Have I got this right?

Last edited: Apr 25, 2012
2. Apr 25, 2012

Ich

No, this would be the case if it was at a constant cosmological proper distance, 1/H=const.
What you're describing is a freely coasting universe, with the empty universe as a special case.

3. Apr 25, 2012

Calimero

As Ich said in de Sitter expansion horizon is constant in time. You are describing empty universe, where H=1/t, therefore Rh=ct, so Hubble radius is growing at the speed of light and eventually all objects in the universe will be in causal contact. Cosmological event horizon is a feature of accelerated spacetimes only!

Last edited: Apr 25, 2012
4. Apr 26, 2012

johne1618

I guess I shouldn't use the term "cosmological event horizon".

But I still think that the linearly expanding Universe is unique in that it has a true boundary at the Hubble radius acting as an "edge" to the Universe. In the linear model no matter ever crosses this boundary in either direction.
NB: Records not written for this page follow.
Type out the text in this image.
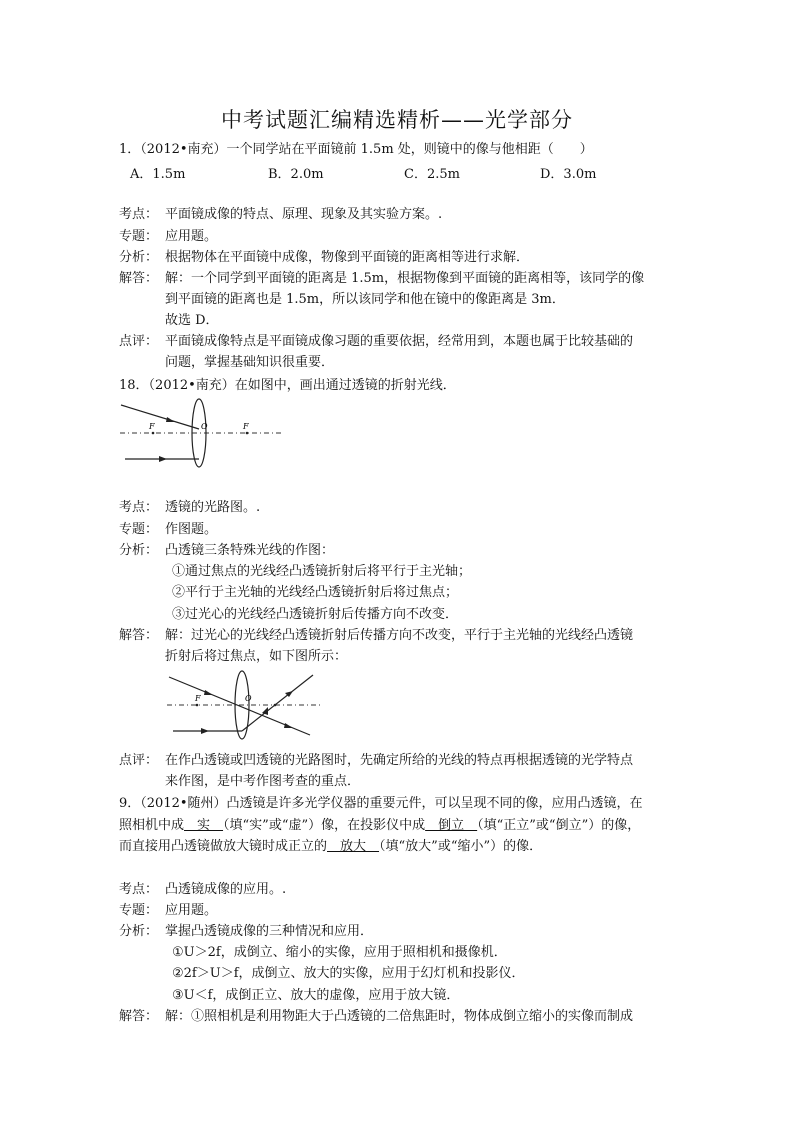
中考试题汇编精选精析——光学部分
1．（2012•南充）一个同学站在平面镜前 1.5m 处，则镜中的像与他相距（　　）
A．1.5m	B．2.0m	C．2.5m	D．3.0m
考点： 平面镜成像的特点、原理、现象及其实验方案。.
专题： 应用题。
分析： 根据物体在平面镜中成像，物像到平面镜的距离相等进行求解．
解答： 解：一个同学到平面镜的距离是 1.5m，根据物像到平面镜的距离相等，该同学的像
到平面镜的距离也是 1.5m，所以该同学和他在镜中的像距离是 3m．
故选 D．
点评： 平面镜成像特点是平面镜成像习题的重要依据，经常用到，本题也属于比较基础的
问题，掌握基础知识很重要．
18．（2012•南充）在如图中，画出通过透镜的折射光线．
F	O	F
考点： 透镜的光路图。.
专题： 作图题。
分析： 凸透镜三条特殊光线的作图：
①通过焦点的光线经凸透镜折射后将平行于主光轴；
②平行于主光轴的光线经凸透镜折射后将过焦点；
③过光心的光线经凸透镜折射后传播方向不改变．
解答： 解：过光心的光线经凸透镜折射后传播方向不改变，平行于主光轴的光线经凸透镜
折射后将过焦点，如下图所示：
F	O
点评： 在作凸透镜或凹透镜的光路图时，先确定所给的光线的特点再根据透镜的光学特点
来作图，是中考作图考查的重点．
9．（2012•随州）凸透镜是许多光学仪器的重要元件，可以呈现不同的像，应用凸透镜，在
照相机中成　实　（填“实”或“虚”）像，在投影仪中成　倒立　（填“正立”或“倒立”）的像，
而直接用凸透镜做放大镜时成正立的　放大　（填“放大”或“缩小”）的像．
考点： 凸透镜成像的应用。.
专题： 应用题。
分析： 掌握凸透镜成像的三种情况和应用．
①U＞2f，成倒立、缩小的实像，应用于照相机和摄像机．
②2f＞U＞f，成倒立、放大的实像，应用于幻灯机和投影仪．
③U＜f，成倒正立、放大的虚像，应用于放大镜．
解答： 解：①照相机是利用物距大于凸透镜的二倍焦距时，物体成倒立缩小的实像而制成
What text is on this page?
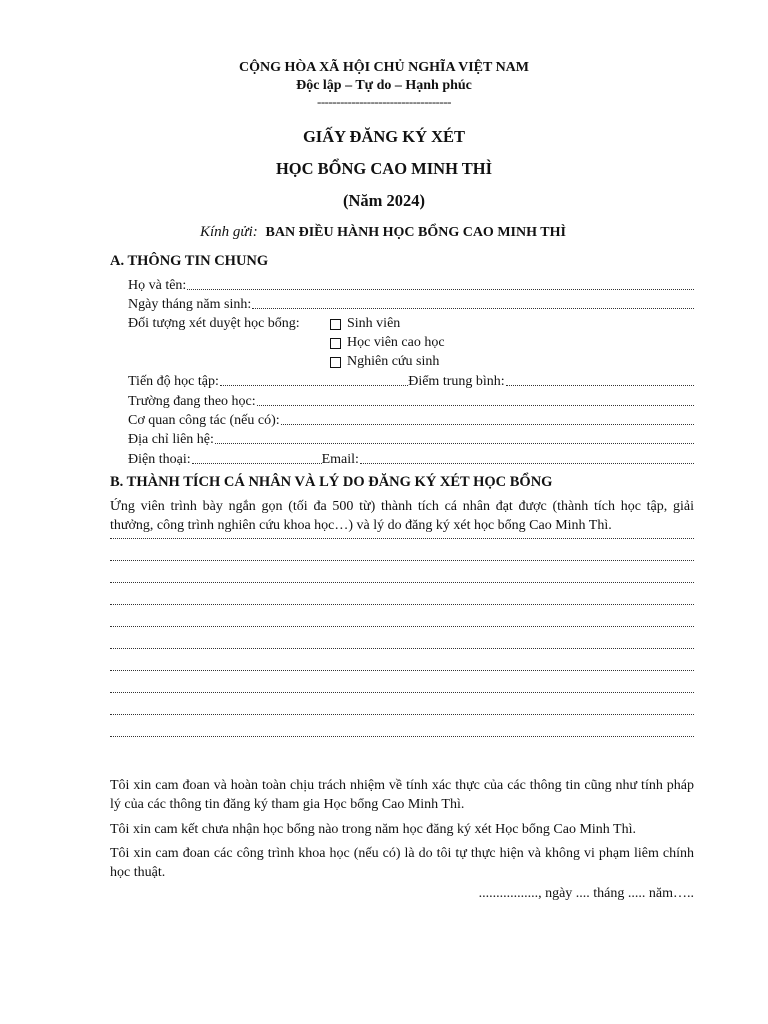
CỘNG HÒA XÃ HỘI CHỦ NGHĨA VIỆT NAM
Độc lập – Tự do – Hạnh phúc
-----------------------------------
GIẤY ĐĂNG KÝ XÉT
HỌC BỔNG CAO MINH THÌ
(Năm 2024)
Kính gửi: BAN ĐIỀU HÀNH HỌC BỔNG CAO MINH THÌ
A. THÔNG TIN CHUNG
Họ và tên:
Ngày tháng năm sinh:
Đối tượng xét duyệt học bổng:	Sinh viên
Học viên cao học
Nghiên cứu sinh
Tiến độ học tập:	Điểm trung bình:
Trường đang theo học:
Cơ quan công tác (nếu có):
Địa chỉ liên hệ:
Điện thoại:	Email:
B. THÀNH TÍCH CÁ NHÂN VÀ LÝ DO ĐĂNG KÝ XÉT HỌC BỔNG
Ứng viên trình bày ngắn gọn (tối đa 500 từ) thành tích cá nhân đạt được (thành tích học tập, giải thưởng, công trình nghiên cứu khoa học…) và lý do đăng ký xét học bổng Cao Minh Thì.
Tôi xin cam đoan và hoàn toàn chịu trách nhiệm về tính xác thực của các thông tin cũng như tính pháp lý của các thông tin đăng ký tham gia Học bổng Cao Minh Thì.
Tôi xin cam kết chưa nhận học bổng nào trong năm học đăng ký xét Học bổng Cao Minh Thì.
Tôi xin cam đoan các công trình khoa học (nếu có) là do tôi tự thực hiện và không vi phạm liêm chính học thuật.
................., ngày .... tháng ..... năm…..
This is in contrast to, say, the de Sitter model where matter is constantly crossing out of the boundary at the (constant) Hubble radius.

5. Apr 26, 2012

Ich

Great. But:
In every (ideal) FRW-spacetime, no matter ever crosses any comoving sphere. The Hubble-sphere in the linearly expanding model is just one example.
Google "shell crossing", that's something you don't want to have for your model to be well-behaved.

6. Apr 29, 2012

johne1618

Hi,

Sorry everyone!

I now understand that one can only have an event horizon in an accelerating Universe.

John